Indeed, digital creativity was in the spotlight. The multicolored and maximalist crochet ponchos, knit knee high socks and recycled fabric ball gowns of Woolmark Award winner Matty Bovan took on (more) a psychedelic touch than usual thanks to a short retro video of the 1970s and the accompanying GIF look. delivered. And Michael Halpern produced a video featuring Royal Ballet School principal dancers in formal wear designed to come to life in motion.
“I wanted to support the London performing arts scene, the dancers who have endured so much with incredible discipline and determination,” he said backstage on set earlier this month, standing next to Colourblock column dresses with box-shaped fringe, orb -shaped balls finished with Swarovski crystals and flowing silky evening gowns. “After such uncertainty, I wanted to capture their joy that they could come back, stand and watch the wheels keep turning.”

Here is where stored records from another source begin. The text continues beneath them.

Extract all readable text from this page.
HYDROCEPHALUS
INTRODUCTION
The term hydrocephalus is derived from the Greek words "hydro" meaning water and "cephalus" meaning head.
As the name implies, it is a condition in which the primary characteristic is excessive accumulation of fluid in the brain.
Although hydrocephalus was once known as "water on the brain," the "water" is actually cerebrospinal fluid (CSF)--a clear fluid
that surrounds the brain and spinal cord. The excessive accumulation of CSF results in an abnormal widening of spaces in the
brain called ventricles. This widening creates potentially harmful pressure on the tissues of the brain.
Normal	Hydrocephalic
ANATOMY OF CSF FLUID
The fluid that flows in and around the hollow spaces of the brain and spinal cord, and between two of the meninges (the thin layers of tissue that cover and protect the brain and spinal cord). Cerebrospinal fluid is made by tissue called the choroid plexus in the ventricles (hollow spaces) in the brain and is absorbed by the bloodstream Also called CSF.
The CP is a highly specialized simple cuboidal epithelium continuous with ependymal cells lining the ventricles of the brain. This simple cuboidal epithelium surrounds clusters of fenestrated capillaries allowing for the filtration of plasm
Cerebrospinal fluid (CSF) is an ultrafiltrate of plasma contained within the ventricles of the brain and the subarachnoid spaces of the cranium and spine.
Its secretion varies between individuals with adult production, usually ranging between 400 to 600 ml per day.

A similar feeling makes for one of the most emotional moments of the week. As guests gathered on Sunday evening under the colonnades of the British Museum to celebrate 15 years since Erdem Moralioglu’s first fashion show, a storm rumbled above. The designer likes to take inspiration from nonconformist characters from British history; this season was the turn of poet Edith Sitwell and Ottoline Morrell, an aristocratic philanthropist. Their influence sparked embroidered florals and bold floral prints, waisted-waisted Edwardian silhouettes and hats, romantic white lace dresses and shiny men’s tuxedo suits; an ode to survival and a love letter to the idiosyncratic soul of the British capital.
“I feel so lucky to be an independent fashion brand in London and I am fully indebted to everyone who makes this possible,” Mr Moralioglu wrote in his show notes.
During the finale, a rare double rainbow broke through the clouds to cling triumphantly against the gloomy sky.